Below is an article from Just Care. It describes how the federal government is continuing the privatization of Medicare bit by bit. (see my 11/30/21 post, Danger, Will Robinson, Danger!!!) At a time when it should be obvious that we desperately need expansion of public health care, what we are getting is the exact opposite.
Has the massive health care industry, which accounts for roughly 20% of our gross domestic product, improved the health of ordinary Americans? Here are a few relevant facts:
- The US spends approximately twice as much per capita on health care as other developed nations
- The US ranked 46th in the world in life expectancy before COVID-19, just below Estonia and Cuba
- The US has seen a decline in life expectancy starting in 2014 (well before COVID). It is the only nation in the developed world to see such a decline. (As a result of COVID, some developed countries did see a decline in 2020, but they all recovered in 2021 - that is, except the US)
- The US infant mortality rate is double that of most European countries and higher than that of Cuba and Serbia.
- A December 2021 poll found 46% of insured adults struggled to afford out-of-pocket costs and 29% have not taken medicine as prescribed because it’s too expensive.
In a move generally ignored by most media outlets, the Biden administration this week made the shareholders of a
small number of for-profit health insurers much richer.
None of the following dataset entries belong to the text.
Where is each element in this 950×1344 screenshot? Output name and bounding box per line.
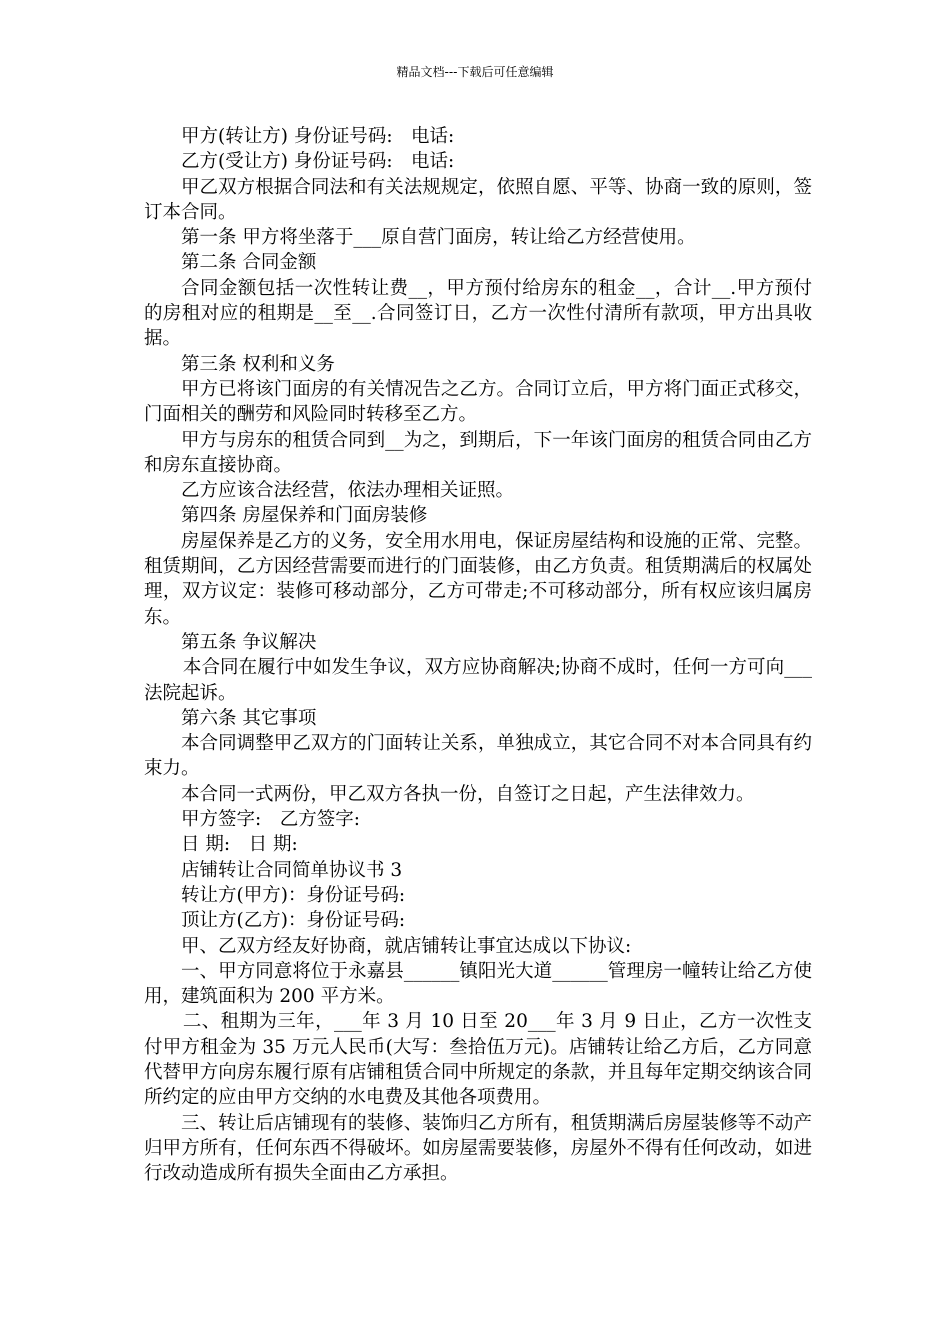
- date-line: 日 期: 日 期:: [181, 834, 298, 856]
- preamble-paragraph: 甲乙双方根据合同法和有关法规规定，依照自愿、平等、协商一致的原则，签订本合同。: [144, 176, 812, 223]
- article-6-body-2: 本合同一式两份，甲乙双方各执一份，自签订之日起，产生法律效力。: [181, 783, 755, 805]
- party-b-line: 乙方(受让方) 身份证号码: 电话:: [181, 151, 455, 173]
- article-6-heading: 第六条 其它事项: [181, 707, 317, 729]
- signature-line: 甲方签字: 乙方签字:: [181, 809, 360, 831]
- page-header: 精品文档---下载后可任意编辑: [396, 65, 554, 79]
- clause-3: 三、转让后店铺现有的装修、装饰归乙方所有，租赁期满后房屋装修等不动产归甲方所有，任何东西不得破坏。如房屋需要装修，房屋外不得有任何改动，如进行改动造成所有损失全面由乙方承担。: [144, 1112, 812, 1185]
- agreement-3-title: 店铺转让合同简单协议书 3: [181, 859, 403, 881]
- transferee-line: 顶让方(乙方)：身份证号码:: [181, 910, 406, 932]
- article-5-heading: 第五条 争议解决: [181, 631, 317, 653]
- contract-body: [144, 124, 812, 1186]
- agreement-intro: 甲、乙双方经友好协商，就店铺转让事宜达成以下协议:: [181, 935, 632, 957]
- article-4-heading: 第四条 房屋保养和门面房装修: [181, 505, 428, 527]
- clause-2: 二、租期为三年，___年 3 月 10 日至 20___年 3 月 9 日止，乙方一次性支付甲方租金为 35 万元人民币(大写：叁拾伍万元)。店铺转让给乙方后，乙方同意代替甲方向房东履行原有店铺租赁合同中所规定的条款，并且每年定期交纳该合同所约定的应由甲方交纳的水电费及其他各项费用。: [144, 1011, 812, 1109]
- article-2-body: 合同金额包括一次性转让费__，甲方预付给房东的租金__，合计__.甲方预付的房租对应的租期是__至__.合同签订日，乙方一次性付清所有款项，甲方出具收据。: [144, 277, 812, 350]
- article-3-heading: 第三条 权利和义务: [181, 353, 335, 375]
- clause-1: 一、甲方同意将位于永嘉县______镇阳光大道______管理房一幢转让给乙方使用，建筑面积为 200 平方米。: [144, 960, 812, 1008]
- article-4-body: 房屋保养是乙方的义务，安全用水用电，保证房屋结构和设施的正常、完整。租赁期间，乙方因经营需要而进行的门面装修，由乙方负责。租赁期满后的权属处理，双方议定：装修可移动部分，乙方可带走;不可移动部分，所有权应该归属房东。: [144, 530, 812, 628]
- party-a-line: 甲方(转让方) 身份证号码: 电话:: [181, 126, 455, 147]
- transferor-line: 转让方(甲方)：身份证号码:: [181, 884, 406, 906]
- article-3-body-1: 甲方已将该门面房的有关情况告之乙方。合同订立后，甲方将门面正式移交，门面相关的酬劳和风险同时转移至乙方。: [144, 378, 812, 426]
- article-1: 第一条 甲方将坐落于___原自营门面房，转让给乙方经营使用。: [181, 227, 696, 249]
- article-5-body: 本合同在履行中如发生争议，双方应协商解决;协商不成时，任何一方可向___法院起诉。: [144, 657, 812, 704]
- article-6-body-1: 本合同调整甲乙双方的门面转让关系，单独成立，其它合同不对本合同具有约束力。: [144, 733, 812, 780]
- article-3-body-3: 乙方应该合法经营，依法办理相关证照。: [181, 480, 515, 502]
- article-2-heading: 第二条 合同金额: [181, 252, 317, 274]
- article-3-body-2: 甲方与房东的租赁合同到__为之，到期后，下一年该门面房的租赁合同由乙方和房东直接协商。: [144, 429, 812, 476]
The insurers’ new cash cow is the federal
government’s Medicare program, which has become increasingly privatized since
former president George W. Bush signed the Medicare Modernization Act into law
in 2003. That law is best known for establishing the Medicare Part D
prescription drug benefit (without allowing the government to negotiate
lower prices for the drugs like insulin). It was largely written by lobbyists for pharmaceutical and health
insurance companies to ensure an ongoing stream of billions of dollars in
profits.
Of even greater significance to the insurance industry,
though, was a provision of that law that took a languishing private alternative
to Medicare–known until 2003 as Medicare+Choice–and began throwing enormous
sums of money at private insurers to entice them into participating in what
became known as Medicare Advantage plans.
In various ways, the federal government since 2003 has overpaid private insurers hundreds of billions of dollars as
an incentive to continue offering those plans. And every year, the federal
Center for Medicare and Medicaid Services (CMS) has given those insurers
raises (paid for by increasing the Medicare Medical Insurance deduction from the Social Security benefits), to the point that Medicare Advantage plans–which were touted by many
politicians as a way to save taxpayers money–actually cost the government
considerably more per enrollee than traditional Medicare.
This week, CMS announced that private insurers would get one
of the biggest raises in the history of the Medicare Advantage program–8.5%.
That was even more than the 7.9% increase CMS had previously signaled it would
approve and that had triggered outrage among many health care reform advocates
and some members of Congress.
Investors were so pleased that yesterday morning they rushed
to buy shares of Anthem, Centene, Cigna, Humana, and UnitedHealth Group, all of
which are traded on the New York Stock Exchange and all of which are big
players in the Medicare Advantage marketplace.
The biggest winner was the biggest Medicare Advantage player
of all – and the biggest for-profit insurer – UnitedHealth. United’s
stock price hit an all time high of $526.97 yesterday before settling
down to close at $517.76 a share. That’s around $500 a share more than what a
share of the company’s stock was worth when Congress passed the Medicare
Modernization Act in June 2003.
This helps explain why you see so many Joe Namath
commercials on TV every fall during the Medicare Advantage open-enrollment
period. Insurers spend billions of taxpayer dollars on misleading ads designed
to lure as many seniors as possible into their plans.
It also explains why the big
health insurers are now getting far more of their revenues from government
programs (which means from taxpayers) than from private paying customers.
Last year, the six biggest health insurers made more than
$60 billion in profits, fueled in large part by the money they now take in from
Uncle Sam. Reviewing 12 years of those companies’ financial disclosures
since the Affordable Care Act was signed into law reveals that almost
90% of their collective gains in health plan enrollment came from government
programs, mostly Medicare.
Keep in mind that most of the additional money CMS plans to
give Medicare Advantage plans will go to just a few for-profit insurers, all of
which have reported record profits over the past few years. And as Kaiser
Family Foundation researchers have found, almost
half of Americans enrolled in Medicare Advantage plans are in plans operated by
United and Humana.
The rapid growth of Medicare Advantage plan enrollment since
2003 has been nothing short of remarkable, doubling over the past decade. This year, more
than 28 million people–45% of the total Medicare population–were enrolled in a
Medicare Advantage plan.
It is long past time for members of Congress to start paying
attention to how a handful of health insurers are depleting the Medicare Trust
Fund in their ongoing quest to make their shareholders richer.